Два экипажа остановились у дворца. Из одного вышли д’Антраг и граф Овернский под руку с Марией Туше, более величественной, и с Анриэттой, более блистательной, чем когда-нибудь. Последней с восьми часов утра уже нечего было бояться самого опасного своего сообщника, того, который так давно ей угрожал. Из другой кареты с гордостью и с самоуверенностью вышла герцогиня Монпансье, свита которой была многочисленна и великолепна. Герцогиня была менее спокойна. Ла Раме, умирая, обнаружил слишком много тайн. Оба общества сошлись у лестницы. Анриэтта и ее отец остановились, чтобы пропустить страшную лотарингку. Герцогиня устремила проницательный взгляд на молодую девушку, и как бы угадав, что она способна продолжать и докончить ее дело, удостоила ее улыбкой и поклоном.
По волнению, поднявшемуся во дворце, в залах и галерее, по мрачной физиономии Сюлли, по мимолетной бледности, которая покрыла на минуту черты короля, все поняли, что должна произойти интересная сцена. Екатерина Лотарингская одна шла медленно и вырывала поклоны у всех тех, которые имели неблагоразумие смотреть ей в лицо. Она дошла таким образом до галереи и, отыскивая короля, приметила, что он тихо говорил со своим министром и капитаном гвардейцев. Потом Генрих опять начал играть и не выказывал уже волнения.

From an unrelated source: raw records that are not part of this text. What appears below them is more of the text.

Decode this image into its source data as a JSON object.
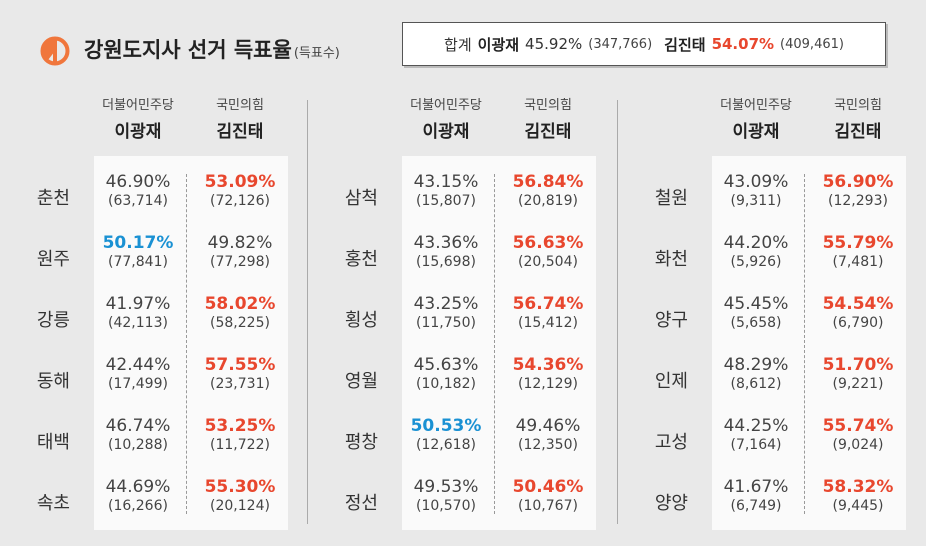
{
  "header": {
    "title": "강원도지사 선거 득표율",
    "subtitle": "(득표수)",
    "summary": {
      "label": "합계",
      "candidate1": {
        "name": "이광재",
        "pct": "45.92%",
        "count": "(347,766)"
      },
      "candidate2": {
        "name": "김진태",
        "pct": "54.07%",
        "count": "(409,461)"
      }
    }
  },
  "columns": {
    "party1": "더불어민주당",
    "cand1": "이광재",
    "party2": "국민의힘",
    "cand2": "김진태"
  },
  "colors": {
    "red": "#e8472e",
    "blue": "#1a91d3",
    "logo": "#f0763c"
  },
  "sections": [
    {
      "rows": [
        {
          "city": "춘천",
          "p1": "46.90%",
          "c1": "(63,714)",
          "p2": "53.09%",
          "c2": "(72,126)",
          "winner": 2
        },
        {
          "city": "원주",
          "p1": "50.17%",
          "c1": "(77,841)",
          "p2": "49.82%",
          "c2": "(77,298)",
          "winner": 1
        },
        {
          "city": "강릉",
          "p1": "41.97%",
          "c1": "(42,113)",
          "p2": "58.02%",
          "c2": "(58,225)",
          "winner": 2
        },
        {
          "city": "동해",
          "p1": "42.44%",
          "c1": "(17,499)",
          "p2": "57.55%",
          "c2": "(23,731)",
          "winner": 2
        },
        {
          "city": "태백",
          "p1": "46.74%",
          "c1": "(10,288)",
          "p2": "53.25%",
          "c2": "(11,722)",
          "winner": 2
        },
        {
          "city": "속초",
          "p1": "44.69%",
          "c1": "(16,266)",
          "p2": "55.30%",
          "c2": "(20,124)",
          "winner": 2
        }
      ]
    },
    {
      "rows": [
        {
          "city": "삼척",
          "p1": "43.15%",
          "c1": "(15,807)",
          "p2": "56.84%",
          "c2": "(20,819)",
          "winner": 2
        },
        {
          "city": "홍천",
          "p1": "43.36%",
          "c1": "(15,698)",
          "p2": "56.63%",
          "c2": "(20,504)",
          "winner": 2
        },
        {
          "city": "횡성",
          "p1": "43.25%",
          "c1": "(11,750)",
          "p2": "56.74%",
          "c2": "(15,412)",
          "winner": 2
        },
        {
          "city": "영월",
          "p1": "45.63%",
          "c1": "(10,182)",
          "p2": "54.36%",
          "c2": "(12,129)",
          "winner": 2
        },
        {
          "city": "평창",
          "p1": "50.53%",
          "c1": "(12,618)",
          "p2": "49.46%",
          "c2": "(12,350)",
          "winner": 1
        },
        {
          "city": "정선",
          "p1": "49.53%",
          "c1": "(10,570)",
          "p2": "50.46%",
          "c2": "(10,767)",
          "winner": 2
        }
      ]
    },
    {
      "rows": [
        {
          "city": "철원",
          "p1": "43.09%",
          "c1": "(9,311)",
          "p2": "56.90%",
          "c2": "(12,293)",
          "winner": 2
        },
        {
          "city": "화천",
          "p1": "44.20%",
          "c1": "(5,926)",
          "p2": "55.79%",
          "c2": "(7,481)",
          "winner": 2
        },
        {
          "city": "양구",
          "p1": "45.45%",
          "c1": "(5,658)",
          "p2": "54.54%",
          "c2": "(6,790)",
          "winner": 2
        },
        {
          "city": "인제",
          "p1": "48.29%",
          "c1": "(8,612)",
          "p2": "51.70%",
          "c2": "(9,221)",
          "winner": 2
        },
        {
          "city": "고성",
          "p1": "44.25%",
          "c1": "(7,164)",
          "p2": "55.74%",
          "c2": "(9,024)",
          "winner": 2
        },
        {
          "city": "양양",
          "p1": "41.67%",
          "c1": "(6,749)",
          "p2": "58.32%",
          "c2": "(9,445)",
          "winner": 2
        }
      ]
    }
  ]
}
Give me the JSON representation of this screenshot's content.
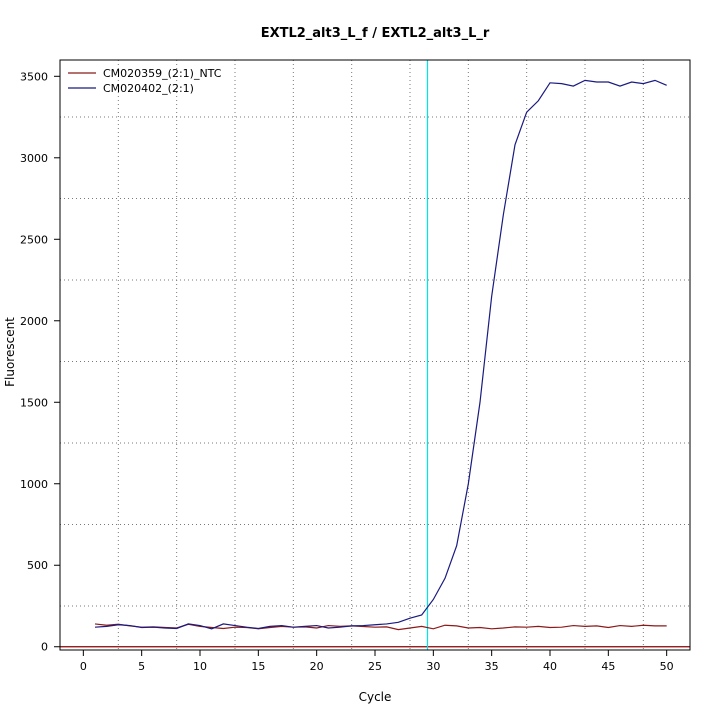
{
  "chart_data": {
    "type": "line",
    "title": "EXTL2_alt3_L_f / EXTL2_alt3_L_r",
    "xlabel": "Cycle",
    "ylabel": "Fluorescent",
    "xlim": [
      -2,
      52
    ],
    "ylim": [
      -20,
      3600
    ],
    "x_ticks": [
      0,
      5,
      10,
      15,
      20,
      25,
      30,
      35,
      40,
      45,
      50
    ],
    "y_ticks": [
      0,
      500,
      1000,
      1500,
      2000,
      2500,
      3000,
      3500
    ],
    "x_minor_grid": [
      3,
      8,
      13,
      18,
      23,
      28,
      33,
      38,
      43,
      48
    ],
    "y_minor_grid": [
      250,
      750,
      1250,
      1750,
      2250,
      2750,
      3250
    ],
    "grid": true,
    "threshold": {
      "x": 29.5,
      "color": "#00e5e5"
    },
    "baseline": {
      "y": 0,
      "color": "#8b0000"
    },
    "legend_position": "top-left",
    "x": [
      1,
      2,
      3,
      4,
      5,
      6,
      7,
      8,
      9,
      10,
      11,
      12,
      13,
      14,
      15,
      16,
      17,
      18,
      19,
      20,
      21,
      22,
      23,
      24,
      25,
      26,
      27,
      28,
      29,
      30,
      31,
      32,
      33,
      34,
      35,
      36,
      37,
      38,
      39,
      40,
      41,
      42,
      43,
      44,
      45,
      46,
      47,
      48,
      49,
      50
    ],
    "series": [
      {
        "name": "CM020359_(2:1)_NTC",
        "color": "#8b1a1a",
        "values": [
          140,
          132,
          138,
          128,
          120,
          122,
          118,
          115,
          138,
          125,
          118,
          112,
          120,
          118,
          110,
          118,
          125,
          120,
          122,
          115,
          130,
          125,
          128,
          124,
          120,
          122,
          105,
          115,
          125,
          110,
          132,
          128,
          115,
          118,
          110,
          115,
          122,
          120,
          125,
          118,
          120,
          130,
          125,
          128,
          118,
          130,
          125,
          132,
          128,
          128
        ]
      },
      {
        "name": "CM020402_(2:1)",
        "color": "#1a1a80",
        "values": [
          120,
          125,
          135,
          130,
          118,
          120,
          115,
          112,
          140,
          130,
          110,
          140,
          130,
          120,
          112,
          125,
          130,
          120,
          125,
          130,
          115,
          120,
          128,
          130,
          135,
          140,
          150,
          175,
          195,
          290,
          420,
          620,
          1000,
          1500,
          2150,
          2650,
          3080,
          3280,
          3350,
          3460,
          3455,
          3440,
          3475,
          3465,
          3465,
          3440,
          3465,
          3455,
          3475,
          3445
        ]
      }
    ]
  }
}
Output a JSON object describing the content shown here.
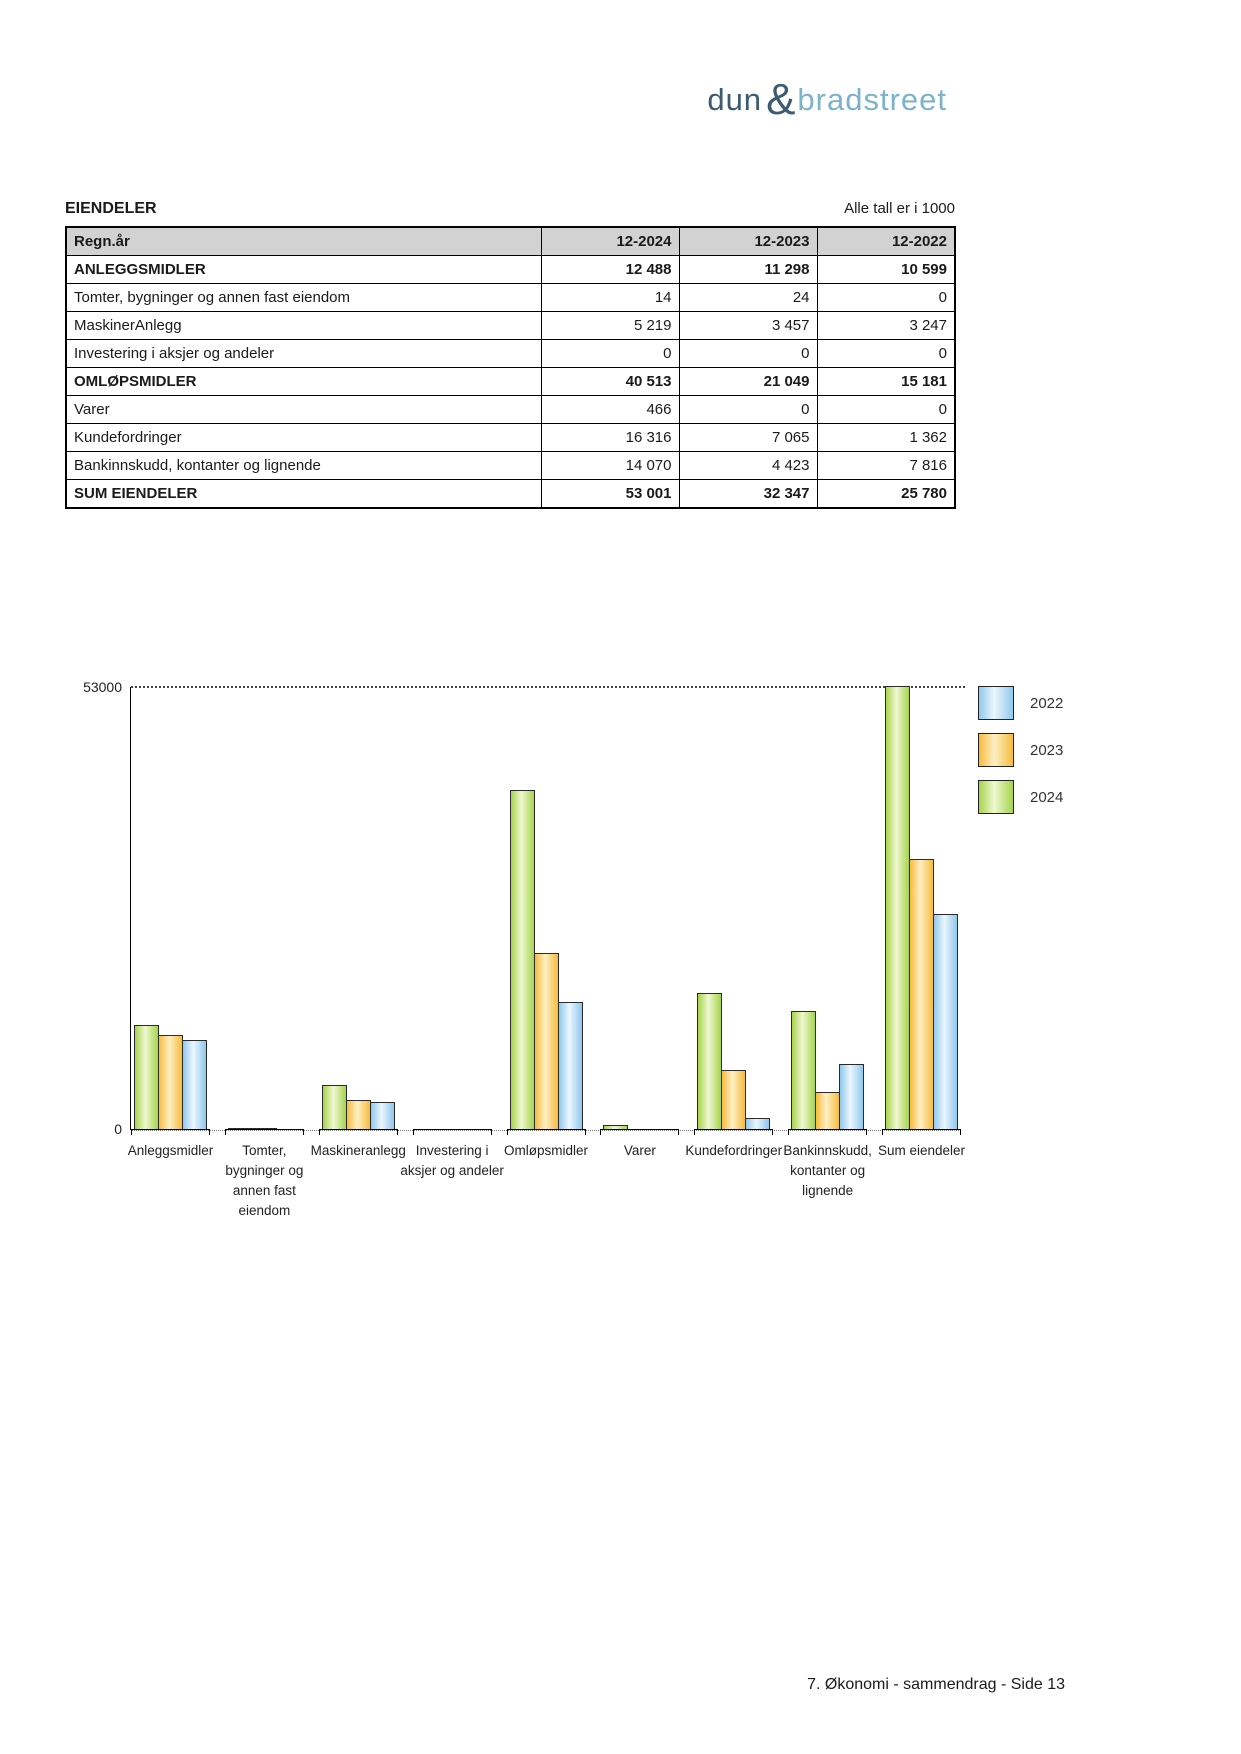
{
  "logo": {
    "part1": "dun",
    "amp": "&",
    "part2": "bradstreet",
    "color_dark": "#3e5a70",
    "color_light": "#7db3ca"
  },
  "header": {
    "title": "EIENDELER",
    "note": "Alle tall er i 1000"
  },
  "table": {
    "columns": [
      "Regn.år",
      "12-2024",
      "12-2023",
      "12-2022"
    ],
    "rows": [
      {
        "label": "ANLEGGSMIDLER",
        "values": [
          "12 488",
          "11 298",
          "10 599"
        ],
        "bold": true
      },
      {
        "label": "Tomter, bygninger og annen fast eiendom",
        "values": [
          "14",
          "24",
          "0"
        ],
        "bold": false
      },
      {
        "label": "MaskinerAnlegg",
        "values": [
          "5 219",
          "3 457",
          "3 247"
        ],
        "bold": false
      },
      {
        "label": "Investering i aksjer og andeler",
        "values": [
          "0",
          "0",
          "0"
        ],
        "bold": false
      },
      {
        "label": "OMLØPSMIDLER",
        "values": [
          "40 513",
          "21 049",
          "15 181"
        ],
        "bold": true
      },
      {
        "label": "Varer",
        "values": [
          "466",
          "0",
          "0"
        ],
        "bold": false
      },
      {
        "label": "Kundefordringer",
        "values": [
          "16 316",
          "7 065",
          "1 362"
        ],
        "bold": false
      },
      {
        "label": "Bankinnskudd, kontanter og lignende",
        "values": [
          "14 070",
          "4 423",
          "7 816"
        ],
        "bold": false
      },
      {
        "label": "SUM EIENDELER",
        "values": [
          "53 001",
          "32 347",
          "25 780"
        ],
        "bold": true
      }
    ]
  },
  "chart_data": {
    "type": "bar",
    "categories": [
      "Anleggsmidler",
      "Tomter, bygninger og annen fast eiendom",
      "Maskineranlegg",
      "Investering i aksjer og andeler",
      "Omløpsmidler",
      "Varer",
      "Kundefordringer",
      "Bankinnskudd, kontanter og lignende",
      "Sum eiendeler"
    ],
    "series": [
      {
        "name": "2024",
        "values": [
          12488,
          14,
          5219,
          0,
          40513,
          466,
          16316,
          14070,
          53001
        ],
        "color_edge": "#a6d44c",
        "color_light": "#eff8d2"
      },
      {
        "name": "2023",
        "values": [
          11298,
          24,
          3457,
          0,
          21049,
          0,
          7065,
          4423,
          32347
        ],
        "color_edge": "#f7bb3e",
        "color_light": "#fdf0c4"
      },
      {
        "name": "2022",
        "values": [
          10599,
          0,
          3247,
          0,
          15181,
          0,
          1362,
          7816,
          25780
        ],
        "color_edge": "#8fc8ee",
        "color_light": "#ecf6fd"
      }
    ],
    "legend_order": [
      "2022",
      "2023",
      "2024"
    ],
    "legend_position": "right-top",
    "ylim": [
      0,
      53000
    ],
    "y_top_label": "53000",
    "y_zero_label": "0",
    "grid": "top-dashed-reference-line-only"
  },
  "footer": {
    "text": "7. Økonomi - sammendrag - Side 13"
  }
}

Герцогиня подошла к карточному столу, и говор, поднявшийся сначала, потом молчание, сменившее его, предупредили короля, что пора повернуть голову; притом герцогиня уже начала один из тех комплиментов, на которые была мастерица.
— Государь, — говорила она, — я приехала, несмотря на мое слабое здоровье, поздравить ваше величество…
Король тотчас ее прервал. У него был холодный и сухой вид, который показывал в нем, так как лицо его было всегда любезно и дружелюбно, сильный гнев, потому что Генрих, когда он был раздражен, умел сдерживать себя настолько, чтобы сохранить все свои преимущества.
— Кузина, — сказал он среди глубокого молчания всего собрания, — уж сегодня я никак не ожидал вашего визита.
Лотарингка изменилась в лице. Она надеялась, что долготерпение Генриха удовольствуется на этот раз наружной вежливостью и что дипломатические сношения могли еще существовать.
— Почему же, — отвечала она с волнением, — ваше величество меня не ожидали?
— Потому что сегодня вечером здесь не место для такой честной принцессы, как вы, когда в Лувре живет король, заставляющий погибать на эшафоте ее родных.
— Государь, что значат слова вашего величества?
— Это собственные ваши слова, кузина, а не мои. Вы всегда считали ла Раме Валуа, вы доставили ему документы, деньги, кредиты; он сам ничего не знал, этот несчастный; вы открыли ему его происхождение.
— Государь, эти обвинения…
— Я должен был бы сделать вам, скажете мне, через моих президентов в Бастилии. Но вы женщина, а я веду войну только с мужчинами. Мало того, я избавляю женщин, когда могу, от всего, что, может быть, им неприятно. Поэтому я избавлю вас от необходимости являться в Лувр. Ваши владения обширны, живите в них, кузина. Вы принадлежите к числу тех опасных соседок, которых любят удалять от своих земель.
Генрих встал, поклонился герцогине, которая была вне себя от бешенства и стыда, показав таким образом, что он высылает ее, сел на свое место и взял карты среди говора шумного одобрения.
Лотарингка зашаталась. Черты ее исказились, желчь бросилась в лицо, и ужасно было видеть этот желтый лоб, под которыми два глаза черно-красного цвета дико сверкали, как дрожащее пламя. Она ушла, задыхаясь, но на первых ступенях силы ей изменили. Ее люди отнесли ее в карету.
Только что она исчезла, как все стали дышать свободнее. Точно будто у короля и у Франции не было больше врагов. Генрих оставил карты и стал обходить группы придворных, среди которых граф д’Антраг, выражая свою радость шумнее двух дюжин обыкновенных энтузиастов, старался привлечь внимание его величества.